An emerging recovery and improved cash-flow management mean Pennsylvania will probably not need as much short-term borrowing this fiscal year as originally planned, a senior state official said last week.

Michael H. Hershock, budget secretary to Gov. Robert P. Casey, said Pennsylvania has already eliminated about $475 million of short-term borrowing originally slated for sale in fiscal 1993.

"And I think it could go even lower," Hershock said Friday in remarks before the Municipal Analysts Group of New York.

Pennsylvania is planning about $375 million in short-term borrowing in January, but Hershock said he believes the state could make do with less. A decision on the ultimate size of the borrowing will be made over the next month or two.

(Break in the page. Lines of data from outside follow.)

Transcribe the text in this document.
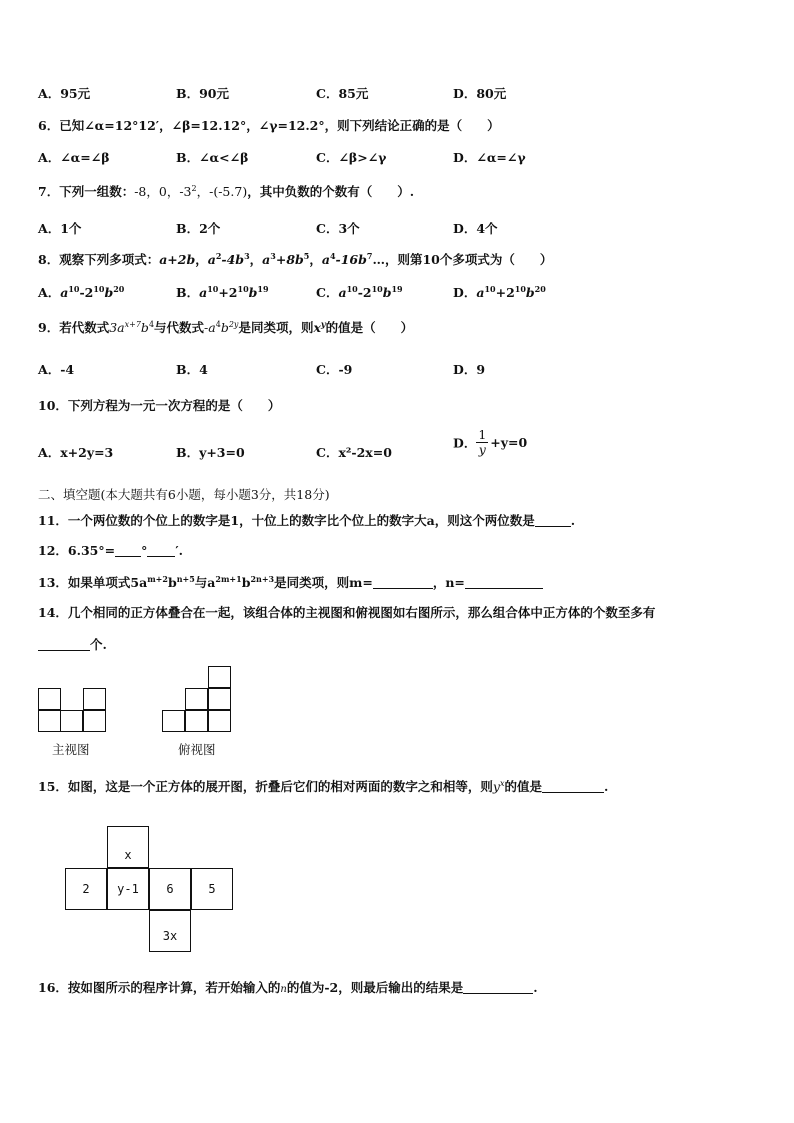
A．95元	B．90元	C．85元	D．80元
6．已知∠α=12°12′，∠β=12.12°，∠γ=12.2°，则下列结论正确的是（　　）
A．∠α=∠β	B．∠α<∠β	C．∠β>∠γ	D．∠α=∠γ
7．下列一组数：-8，0，$-3^2$，-(-5.7)，其中负数的个数有（　　）.
A．1个	B．2个	C．3个	D．4个
8．观察下列多项式：a+2b，$a^2-4b^3$，$a^3+8b^5$，$a^4-16b^7\dots$，则第10个多项式为（　　）
A．$a^{10}-2^{10}b^{20}$	B．$a^{10}+2^{10}b^{19}$	C．$a^{10}-2^{10}b^{19}$	D．$a^{10}+2^{10}b^{20}$
9．若代数式$3a^{x+7}b^4$与代数式$-a^4b^{2y}$是同类项，则$x^y$的值是（　　）
A．-4	B．4	C．-9	D．9
10．下列方程为一元一次方程的是（　　）
A．x+2y=3	B．y+3=0	C．x²-2x=0
D． $\frac{1}{y} +y=0$
二、填空题(本大题共有6小题，每小题3分，共18分)
11．一个两位数的个位上的数字是1，十位上的数字比个位上的数字大a，则这个两位数是	.
12．6.35°= ° ′.
13．如果单项式$5a^{m+2}b^{n+5}$与$a^{2m+1}b^{2n+3}$是同类项，则m=	，n=
14．几个相同的正方体叠合在一起，该组合体的主视图和俯视图如右图所示，那么组合体中正方体的个数至多有
个.
主视图	俯视图
15．如图，这是一个正方体的展开图，折叠后它们的相对两面的数字之和相等，则$y^x$的值是	.
x
2	y-1	6	5
3x
16．按如图所示的程序计算，若开始输入的n的值为-2，则最后输出的结果是	.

A decision also will be made on whether to make the issue fixed-term notes or variable-rate commercial paper, he said.

A series of legislative steps to improve cash flow, including shifting payment dates on several state bills and collection dates for certain taxes, has been one factor in dramatically decreasing the need for short-term borrowing, Hershock said.

On other fiscal matters, the budget secretary said some of the state's economic vital signs appear to indicate an emerging but slow recovery, in line with the national trend.

Pennsylvania has a reputation for "dependable stability," Hershock said. The state typically suffers less during recessions and gains less during booms.

To balance the budget for fiscal 1992, which ended June 30, Casey raised about $2.7 billion in a mix of tax increases. But in contrast to the massive taxpayer revolt sparked by a similar move in New Jersey, Pennsylvania residents remained relatively calm after the increases were approved.